The wood's native protections mean that our lumber, shingles and decking provide the simple, non-toxic option for outdoor building materials.
Northern white cedar is virtually all heartwood, that inner core of each tree where the wood is strongest. Only a small percentage of each tree is the white-colored sapwood (approx. 1" of a 12" diameter tree). Once peeled, northern white cedar offers virtually all golden heartwood.
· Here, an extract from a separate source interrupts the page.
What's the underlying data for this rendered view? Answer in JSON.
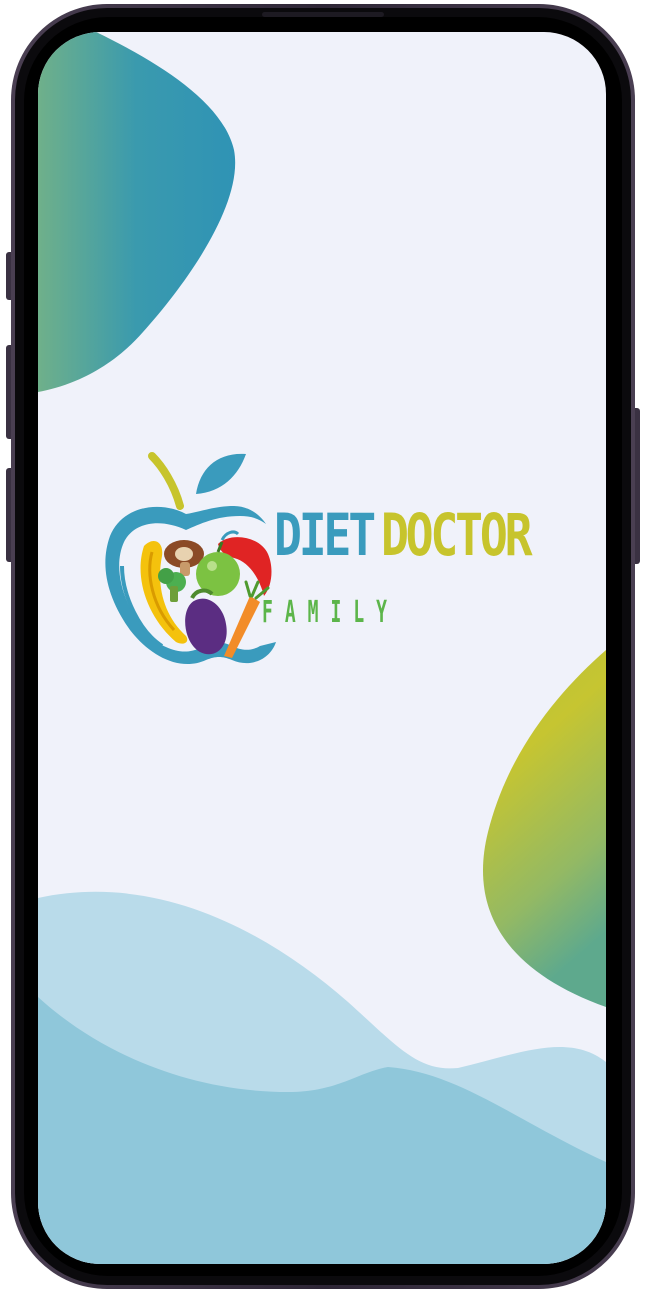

When we harvest our all-heart house logs, the large size and six-month air curing time means building materials will be dimensionally stable. Any checking will not penetrate into the heartwood. White cedar's unique, closed-cell structure also traps air to boost the wood’s insulation values.
Properly pre-finished and installed, white cedar should be the last siding any home will ever need. There are examples all over the world of white cedar shingles lasting well over 100 years. With its richness of grain, texture and color, white cedar offers a timeless complement to any architectural style, from traditional to contemporary.
Northern white cedar is very popular with craftsmen because it can be easily worked by hand or with power tools. Even for garden structures and fences weathering decades, it shows exceptional dimensional stability. It lays flat, stays straight and retains fasteners. Northern white cedar has an even grain, fine texture and the lowest density of any commercial domestic wood. While True North Cedar uses white cedar primarily for shingles, lumber, house logs, and decking, white cedar is also commonly used for boats, ships, canoe ribs, fishnet floats, rustic furniture, saunas and novelties.